There was a surprise waiting for me on my recent trip to Oamaru, a coastal town of 13,350 people in North Otago on New Zealand’s South Island. I’d known before going that it had a “Victorian precinct”, an old part of the town down by the docks that had been restored as a tourist area to show off its handsome 19th century buildings.
What I didn’t know is it had also become steampunk territory: in fact, it is the declared “steam punk capital of the world”.
What is steampunk? It’s basically an art and aesthetic movement inspired by the industrial revolution and Victorian times, with an added science fiction element: think Jules Verne and H. G Wells originally, and more recently, Phillip Pullman. There are also films, TV shows, plays and music that are considered “steampunk”, including, for example, Rock ‘N’ Roll Train by the Australian band AC/DC and—wait for it—Justin Bieber’s version of Santa Claus is Coming to Town, as seen in the 2011 film Arthur Christmas.
This was a brilliant marketing idea for Oamaru, and people come from all over the world to see the precinct. I went to Oamaru this month during a week spent in Dunedin (where I was born but spent only the first three weeks of my life).
There is an annual Steampunk NZ Festival here too, the next from May 30 to June 2, complete with an “absinthe night” and penny-farthing lessons. Tickets are pretty reasonably priced—$200 for an adult passport to everything, including food, for example. Read more on this here.
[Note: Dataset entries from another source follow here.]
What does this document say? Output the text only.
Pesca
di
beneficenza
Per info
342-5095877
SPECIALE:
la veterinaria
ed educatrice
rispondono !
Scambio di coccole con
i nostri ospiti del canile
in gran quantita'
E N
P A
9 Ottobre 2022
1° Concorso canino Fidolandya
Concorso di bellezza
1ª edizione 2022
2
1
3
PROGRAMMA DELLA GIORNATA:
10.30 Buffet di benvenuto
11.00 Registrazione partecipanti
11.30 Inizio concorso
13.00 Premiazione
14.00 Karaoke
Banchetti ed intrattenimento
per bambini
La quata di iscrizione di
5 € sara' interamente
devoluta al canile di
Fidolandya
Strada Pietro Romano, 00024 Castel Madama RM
I have a few relatives in and around Oamaru, so after morning tea with my first cousin-once-removed, Ella, who has lived in the town for all of her 80 years, I took a 10-minute stroll down the hill to visit the Victorian precinct. Here’s what it looked like as I was walking towards it:

Approaching Oamaru’s Victorian precinct (starting with the last building on the left) from Wansbeck St.
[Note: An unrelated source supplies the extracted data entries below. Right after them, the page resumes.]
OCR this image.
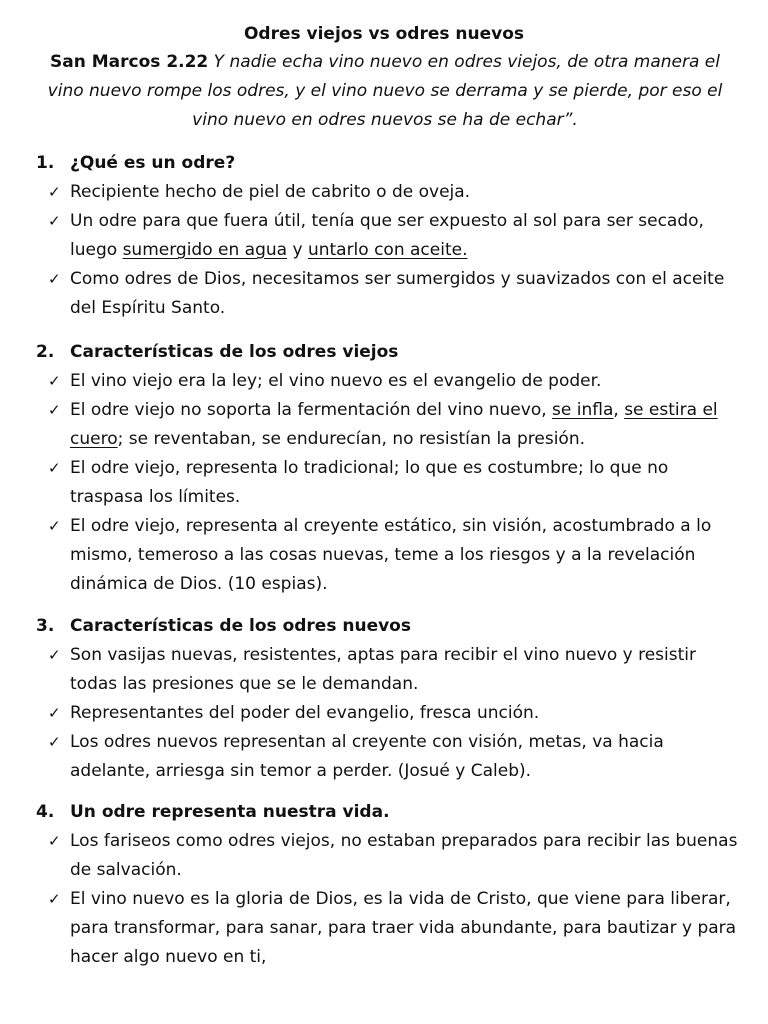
Odres viejos vs odres nuevos
San Marcos 2.22 Y nadie echa vino nuevo en odres viejos, de otra manera el vino nuevo rompe los odres, y el vino nuevo se derrama y se pierde, por eso el vino nuevo en odres nuevos se ha de echar”.
1. ¿Qué es un odre?
✓ Recipiente hecho de piel de cabrito o de oveja.
✓ Un odre para que fuera útil, tenía que ser expuesto al sol para ser secado, luego sumergido en agua y untarlo con aceite.
✓ Como odres de Dios, necesitamos ser sumergidos y suavizados con el aceite del Espíritu Santo.
2. Características de los odres viejos
✓ El vino viejo era la ley; el vino nuevo es el evangelio de poder.
✓ El odre viejo no soporta la fermentación del vino nuevo, se infla, se estira el cuero; se reventaban, se endurecían, no resistían la presión.
✓ El odre viejo, representa lo tradicional; lo que es costumbre; lo que no traspasa los límites.
✓ El odre viejo, representa al creyente estático, sin visión, acostumbrado a lo mismo, temeroso a las cosas nuevas, teme a los riesgos y a la revelación dinámica de Dios. (10 espias).
3. Características de los odres nuevos
✓ Son vasijas nuevas, resistentes, aptas para recibir el vino nuevo y resistir todas las presiones que se le demandan.
✓ Representantes del poder del evangelio, fresca unción.
✓ Los odres nuevos representan al creyente con visión, metas, va hacia adelante, arriesga sin temor a perder. (Josué y Caleb).
4. Un odre representa nuestra vida.
✓ Los fariseos como odres viejos, no estaban preparados para recibir las buenas de salvación.
✓ El vino nuevo es la gloria de Dios, es la vida de Cristo, que viene para liberar, para transformar, para sanar, para traer vida abundante, para bautizar y para hacer algo nuevo en ti,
Picture ©Caron Eastgate Dann 2013
The precinct is very busy on weekends, but I visited on a weekday, when it was quiet and when the shopkeepers had time to chat to each other and me. Steampunk here seems to be, for many, a way of life rather than just a style.
There are loads of extraordinary galleries here, including the most famous, owned by Donna Demente, a top NZ artist who has settled in Oamaru. She is attributed with driving much of the fine-arts revival in the town, including the annual mask festival. I visited her wonderful Grainstore Gallery, which even allows visitors to take photos, so here are mine:
There are several other steam punk-themed events through the year. If you want to know more about Oamaru’s steampunk revolution, take a look at this fabulous video I found on by Anna Repp:
Wow – grate post!
Hey, thanks, Kenny.
Caron – Thanks for sharing those great ‘photos! Who knew there was a ‘steampunk capital,’ let alone where it is. I like the energy and creativity though, just from the ‘photos. Bet it was a great trip.
It was indeed! Particularly because I went only wanting to see my cousins and to visit Janet Frame’s house. Oamaru is such an interesting place. I must make time to go back.
Great post about my adoptive home! Glad you enjoyed it!
Thank you. I did enjoy it very much and would like to return. Perhaps I’ll get to see the penguins next time.
We also have the Victorian Festival each year in November. Come then to #gigatownoamaru to enjoy both attractions.
How wonderful. I love the idea of a Victorian Festival.